Football club bids to fund new stand by building 250 homes on unallocated site with no affordable provision

Nottingham Forest Football Club has submitted a hybrid planning application to replace one of its four stands and build 250 new market homes on an unallocated site.

A visualisation of the proposed scheme. Image by Nottingham Forest FC
A visualisation of the proposed scheme. Image by Nottingham Forest FC

The football club is seeking full permission from Rushcliffe Borough Council for the replacement of the Peter Taylor stand, increasing the amount of seating from 5,000 to 10,000.

In addition, it has applied for outline permission for 250 homes at the stadium site, which it says will help fund the new stand.

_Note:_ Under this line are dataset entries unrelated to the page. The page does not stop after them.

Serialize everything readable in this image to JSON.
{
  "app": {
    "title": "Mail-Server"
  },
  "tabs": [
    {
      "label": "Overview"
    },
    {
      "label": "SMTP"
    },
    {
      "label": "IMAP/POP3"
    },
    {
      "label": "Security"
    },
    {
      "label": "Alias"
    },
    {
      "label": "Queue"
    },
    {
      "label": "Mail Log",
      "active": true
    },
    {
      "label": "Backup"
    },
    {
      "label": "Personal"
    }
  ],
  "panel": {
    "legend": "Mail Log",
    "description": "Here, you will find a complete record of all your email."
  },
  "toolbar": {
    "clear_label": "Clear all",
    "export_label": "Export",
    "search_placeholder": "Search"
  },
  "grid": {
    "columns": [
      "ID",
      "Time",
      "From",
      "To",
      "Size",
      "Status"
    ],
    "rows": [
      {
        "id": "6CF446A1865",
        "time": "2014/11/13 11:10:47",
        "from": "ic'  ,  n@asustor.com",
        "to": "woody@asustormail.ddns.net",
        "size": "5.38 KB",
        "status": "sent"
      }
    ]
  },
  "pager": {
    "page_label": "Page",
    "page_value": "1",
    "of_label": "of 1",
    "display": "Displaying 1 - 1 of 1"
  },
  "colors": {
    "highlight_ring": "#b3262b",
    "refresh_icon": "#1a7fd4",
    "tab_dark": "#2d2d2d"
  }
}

A planning statement submitted to the councilprepared by consultancy Savills, said: "The stadium redevelopment proposals require significant funding which will, in part, be funded through the development of the residential development.

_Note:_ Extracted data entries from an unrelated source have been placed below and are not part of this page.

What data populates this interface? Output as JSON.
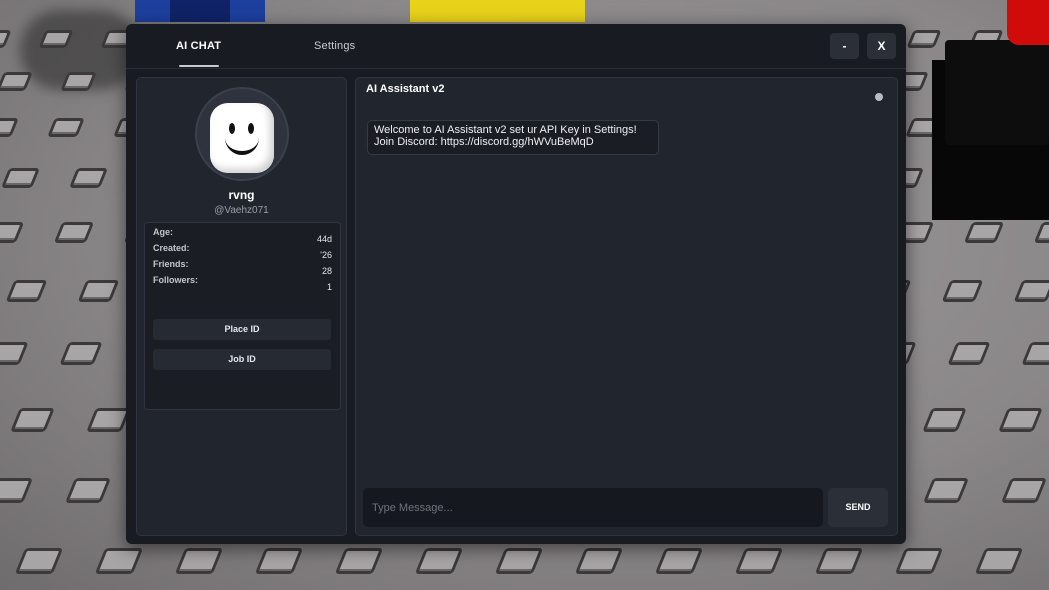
{
  "tabs": {
    "chat": "AI CHAT",
    "settings": "Settings"
  },
  "window_buttons": {
    "minimize": "-",
    "close": "X"
  },
  "profile": {
    "username": "rvng",
    "handle": "@Vaehz071",
    "stats": [
      {
        "label": "Age:",
        "value": "44d"
      },
      {
        "label": "Created:",
        "value": "'26"
      },
      {
        "label": "Friends:",
        "value": "28"
      },
      {
        "label": "Followers:",
        "value": "1"
      }
    ],
    "buttons": {
      "place_id": "Place ID",
      "job_id": "Job ID"
    }
  },
  "chat": {
    "title": "AI Assistant v2",
    "messages": [
      {
        "line1": "Welcome to AI Assistant v2 set ur API Key in Settings!",
        "line2": "Join Discord: https://discord.gg/hWVuBeMqD"
      }
    ],
    "input_placeholder": "Type Message...",
    "send_label": "SEND"
  },
  "colors": {
    "window_bg": "#181b21",
    "panel_bg": "#21252e",
    "button_bg": "#2b2f37",
    "text": "#ffffff"
  },
  "icons": {
    "avatar": "smiley-avatar-icon",
    "status": "status-dot-icon"
  }
}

"There is a clear relationship between the stadium redevelopment and securing planning permission for the enabling residential development given the viability of the scheme."

Because the new homes are set to finance the construction of the new stand, the club is not proposing to provide any of the new homes as affordable, the planning statement said.

The new homes would be built in two blocks of between 11 and 13 storeys.

If approved, the development would also mean the relocation of a boathouse on the site occupied by Nottingham Rowing Club to a nearby site.

Rushcliffe’s local plan, adopted in 2015, does not allocate any housing on the site.

However, the planning statement said the plan supports housing development on unallocated sites within built-up areas subject to a number of criteria relating to design, heritage, amenity and highways matters.

Another policy cited by Savills supports the development of sporting facilities.

The statement said: "The uses are entirely compatible with the locality in terms of policy and impacts, with the proposed mix of uses confirmed acceptable in principle by officers during positive pre-application discussions."

There would be "no significant impact" on nearby heritage assets including the nearby Trent Bridge and Old Trent Bridge Flood Arches, the planning statement said.

In May, housing agency Homes England took a stake in a 3,000-home scheme on former green belt land in the borough, using money from the government's £1.3 billion Land Assembly Fund.